My Easter Rabbit Domestic Terrorist Training Gig

killer-rabbit-(verOK, I wasn’t an Easter Rabbit.  I was a Beatrix Potter promotion rabbit.  But rabbits are rabbits dammit. And as Attorney General John Ashcroft always said, “terror is terror.”

The following is from the section of “Playing Left Field in Boston” chapter of Public Policy Hooligan on the various jobs I did to pay the rent.  That chapter uses quotes from two of my early philosophical inspirations, Thoreau and Emerson, to frame my non-philosophical experience living in Massachusetts.


Thoreau wrote in Walden: “What is a country without rabbits and partridges?”

I have my dignity. I never worked as a partridge. But I did serve time as a Killer Rabbit.

Technically, it wasn’t a “Killer Rabbit” – but merely a prop in a Beatrix Potter promotion at a Filene’s department store. The rabbit suit was as comfortable as wearing a half dozen winter coats encased in an old-fashioned diving bell.

I suspected the artist who crafted the rabbit’s face was disgruntled. Or maybe he missed his meds that week. Instead of a loveable, carefree bunny, this Peter Rabbit looked like he should be swinging a chainsaw in a “Friday the 13th” movie. I was the Cottontail from Hell.

As I was lumbering around the store, one woman came around the corner, saw my bulging, bloodshot eyes and my canine grimace, and began screaming as if she expected to be torn from limb to limb.

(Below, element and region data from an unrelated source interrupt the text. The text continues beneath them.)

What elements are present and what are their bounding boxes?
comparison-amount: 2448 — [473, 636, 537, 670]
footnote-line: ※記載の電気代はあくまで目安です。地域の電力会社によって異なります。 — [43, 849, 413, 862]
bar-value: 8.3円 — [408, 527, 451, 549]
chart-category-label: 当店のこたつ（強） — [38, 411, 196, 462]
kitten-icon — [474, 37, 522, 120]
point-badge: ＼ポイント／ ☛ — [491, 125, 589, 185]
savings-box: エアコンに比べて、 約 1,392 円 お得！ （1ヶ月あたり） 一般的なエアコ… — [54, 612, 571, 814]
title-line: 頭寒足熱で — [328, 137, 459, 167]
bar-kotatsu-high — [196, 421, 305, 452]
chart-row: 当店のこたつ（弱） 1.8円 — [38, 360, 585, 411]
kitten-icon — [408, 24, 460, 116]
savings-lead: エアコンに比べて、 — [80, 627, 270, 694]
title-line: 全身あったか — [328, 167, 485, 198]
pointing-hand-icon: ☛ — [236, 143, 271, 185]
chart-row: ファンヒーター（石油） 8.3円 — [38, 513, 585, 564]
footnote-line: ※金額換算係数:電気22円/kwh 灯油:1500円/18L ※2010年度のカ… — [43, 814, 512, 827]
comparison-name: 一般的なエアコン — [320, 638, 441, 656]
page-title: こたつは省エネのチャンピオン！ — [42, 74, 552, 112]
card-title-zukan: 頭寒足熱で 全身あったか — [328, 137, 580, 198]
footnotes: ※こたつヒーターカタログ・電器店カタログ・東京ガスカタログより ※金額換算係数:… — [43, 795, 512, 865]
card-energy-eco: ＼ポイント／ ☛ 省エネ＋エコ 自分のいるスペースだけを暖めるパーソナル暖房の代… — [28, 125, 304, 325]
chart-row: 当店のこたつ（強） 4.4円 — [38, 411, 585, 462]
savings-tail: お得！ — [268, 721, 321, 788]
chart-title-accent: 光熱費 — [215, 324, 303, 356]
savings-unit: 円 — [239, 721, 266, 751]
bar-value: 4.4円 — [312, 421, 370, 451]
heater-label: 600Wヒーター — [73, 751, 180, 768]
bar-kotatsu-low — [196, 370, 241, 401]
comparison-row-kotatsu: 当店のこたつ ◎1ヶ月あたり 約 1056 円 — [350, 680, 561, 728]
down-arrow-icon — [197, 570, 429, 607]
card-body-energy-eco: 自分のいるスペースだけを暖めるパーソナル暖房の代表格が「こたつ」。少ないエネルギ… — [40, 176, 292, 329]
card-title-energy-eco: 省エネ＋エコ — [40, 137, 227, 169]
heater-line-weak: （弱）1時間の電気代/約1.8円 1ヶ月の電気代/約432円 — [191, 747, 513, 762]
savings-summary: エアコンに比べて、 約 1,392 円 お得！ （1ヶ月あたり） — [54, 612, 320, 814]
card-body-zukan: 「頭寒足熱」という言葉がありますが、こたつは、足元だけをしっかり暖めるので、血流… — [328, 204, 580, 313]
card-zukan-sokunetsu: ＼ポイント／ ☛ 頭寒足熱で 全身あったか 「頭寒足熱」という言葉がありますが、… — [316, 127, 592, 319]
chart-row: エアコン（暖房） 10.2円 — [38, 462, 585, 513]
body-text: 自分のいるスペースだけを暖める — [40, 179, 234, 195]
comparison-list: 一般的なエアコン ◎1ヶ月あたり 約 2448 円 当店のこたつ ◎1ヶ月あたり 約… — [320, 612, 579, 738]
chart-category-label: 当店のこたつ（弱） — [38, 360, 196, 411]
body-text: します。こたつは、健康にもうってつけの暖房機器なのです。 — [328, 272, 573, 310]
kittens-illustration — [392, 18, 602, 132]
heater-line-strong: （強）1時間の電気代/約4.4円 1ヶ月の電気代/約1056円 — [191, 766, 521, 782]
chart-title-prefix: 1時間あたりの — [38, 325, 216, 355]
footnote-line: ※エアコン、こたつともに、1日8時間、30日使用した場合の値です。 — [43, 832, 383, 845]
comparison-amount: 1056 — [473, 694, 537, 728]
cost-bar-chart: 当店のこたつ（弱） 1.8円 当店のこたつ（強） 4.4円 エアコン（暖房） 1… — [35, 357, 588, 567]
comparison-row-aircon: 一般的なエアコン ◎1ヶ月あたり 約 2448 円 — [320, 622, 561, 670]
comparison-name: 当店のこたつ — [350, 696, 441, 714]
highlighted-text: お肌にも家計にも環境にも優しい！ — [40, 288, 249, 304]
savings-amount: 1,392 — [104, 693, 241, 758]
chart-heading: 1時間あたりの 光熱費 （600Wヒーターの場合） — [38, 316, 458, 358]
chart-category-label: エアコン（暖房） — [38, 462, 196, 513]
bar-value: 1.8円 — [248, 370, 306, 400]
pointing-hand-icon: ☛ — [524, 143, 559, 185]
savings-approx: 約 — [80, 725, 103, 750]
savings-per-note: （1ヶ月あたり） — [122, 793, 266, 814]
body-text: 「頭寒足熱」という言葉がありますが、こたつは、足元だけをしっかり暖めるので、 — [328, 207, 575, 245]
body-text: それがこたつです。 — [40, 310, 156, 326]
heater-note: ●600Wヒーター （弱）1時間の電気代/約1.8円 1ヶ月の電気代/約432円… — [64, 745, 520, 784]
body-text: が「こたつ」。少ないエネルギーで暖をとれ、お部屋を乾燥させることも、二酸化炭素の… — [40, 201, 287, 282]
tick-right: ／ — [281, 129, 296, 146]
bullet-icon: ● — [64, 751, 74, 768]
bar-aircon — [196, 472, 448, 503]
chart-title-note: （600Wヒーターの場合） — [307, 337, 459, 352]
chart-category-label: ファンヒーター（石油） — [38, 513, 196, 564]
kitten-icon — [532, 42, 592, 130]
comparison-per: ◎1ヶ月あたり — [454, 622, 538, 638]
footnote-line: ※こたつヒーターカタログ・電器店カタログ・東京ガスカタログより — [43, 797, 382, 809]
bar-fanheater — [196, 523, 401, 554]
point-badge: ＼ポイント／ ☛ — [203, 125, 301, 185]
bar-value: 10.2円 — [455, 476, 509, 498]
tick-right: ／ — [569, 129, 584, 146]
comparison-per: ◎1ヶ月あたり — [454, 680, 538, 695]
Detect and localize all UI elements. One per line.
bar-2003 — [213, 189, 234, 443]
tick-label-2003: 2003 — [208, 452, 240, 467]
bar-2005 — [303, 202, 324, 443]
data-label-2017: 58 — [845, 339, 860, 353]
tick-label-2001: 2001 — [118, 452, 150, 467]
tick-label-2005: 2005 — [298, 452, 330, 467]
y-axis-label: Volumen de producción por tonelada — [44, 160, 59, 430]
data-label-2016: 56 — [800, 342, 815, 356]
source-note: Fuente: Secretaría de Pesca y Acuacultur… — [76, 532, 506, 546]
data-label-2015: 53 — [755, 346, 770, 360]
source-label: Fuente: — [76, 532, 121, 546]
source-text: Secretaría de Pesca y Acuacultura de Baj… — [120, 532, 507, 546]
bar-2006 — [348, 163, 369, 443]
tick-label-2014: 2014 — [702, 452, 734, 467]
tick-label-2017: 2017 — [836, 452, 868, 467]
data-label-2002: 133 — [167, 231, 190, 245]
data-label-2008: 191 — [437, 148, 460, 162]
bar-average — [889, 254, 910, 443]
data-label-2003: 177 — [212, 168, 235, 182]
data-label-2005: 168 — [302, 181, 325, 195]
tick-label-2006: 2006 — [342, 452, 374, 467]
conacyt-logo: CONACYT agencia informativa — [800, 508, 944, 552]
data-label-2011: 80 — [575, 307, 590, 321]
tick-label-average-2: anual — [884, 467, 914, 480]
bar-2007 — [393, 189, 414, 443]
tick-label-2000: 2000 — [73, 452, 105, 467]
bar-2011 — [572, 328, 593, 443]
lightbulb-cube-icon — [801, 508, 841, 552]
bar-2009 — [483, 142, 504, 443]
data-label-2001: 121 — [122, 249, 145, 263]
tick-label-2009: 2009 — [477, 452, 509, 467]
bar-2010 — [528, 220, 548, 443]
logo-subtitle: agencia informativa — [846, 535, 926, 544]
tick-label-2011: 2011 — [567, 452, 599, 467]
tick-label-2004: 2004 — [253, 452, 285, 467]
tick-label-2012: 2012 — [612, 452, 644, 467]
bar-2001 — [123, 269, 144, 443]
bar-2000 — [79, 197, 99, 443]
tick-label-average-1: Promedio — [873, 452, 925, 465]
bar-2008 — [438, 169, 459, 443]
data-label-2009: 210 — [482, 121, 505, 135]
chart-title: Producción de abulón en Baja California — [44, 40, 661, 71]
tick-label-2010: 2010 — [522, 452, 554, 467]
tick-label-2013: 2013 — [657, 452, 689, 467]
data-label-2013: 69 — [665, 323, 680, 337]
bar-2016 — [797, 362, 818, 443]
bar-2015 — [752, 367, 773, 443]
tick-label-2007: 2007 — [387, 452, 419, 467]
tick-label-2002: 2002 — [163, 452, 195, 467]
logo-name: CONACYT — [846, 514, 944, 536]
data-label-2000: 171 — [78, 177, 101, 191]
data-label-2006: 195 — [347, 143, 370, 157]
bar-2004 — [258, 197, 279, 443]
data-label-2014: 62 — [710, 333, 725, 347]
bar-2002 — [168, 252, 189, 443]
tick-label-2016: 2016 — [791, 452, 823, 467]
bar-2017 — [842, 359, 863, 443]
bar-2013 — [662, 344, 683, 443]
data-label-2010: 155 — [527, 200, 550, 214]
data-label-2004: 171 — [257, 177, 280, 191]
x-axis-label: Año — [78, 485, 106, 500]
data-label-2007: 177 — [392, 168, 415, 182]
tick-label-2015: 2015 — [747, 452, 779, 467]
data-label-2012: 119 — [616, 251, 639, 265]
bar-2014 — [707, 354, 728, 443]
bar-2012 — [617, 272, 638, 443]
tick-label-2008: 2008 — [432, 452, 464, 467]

Filene’s assumed the Beatrix Potter event would bring out droves of parents and kids. Didn’t happen. So the store was stuck with a giant rabbit and a photographer, and no gaggle of kids. A quick-thinking manager decreed that sales girls could have free “souvenir photos.” (Perks were pitifully few on that job.) I never had so many women clambering on my lap before or since. But the outfit was thick enough that it remained platonic, at least for me.

My Beatrix Potter debut occurred a year before rabbits entered the Pantheon of American Politics. President Carter was fishing in Georgia when a rabbit bee-lined for his rowboat – “hissing menacingly, its teeth flashing and nostrils flared and making straight for the president,” according to Wikipedia. The rabbit fled after Carter thumped it with an oar. But Republicans seized upon the incident to portray Carter as a feckless leader and did their best to portray that rabbit as Carter’s running mate in the 1980 election.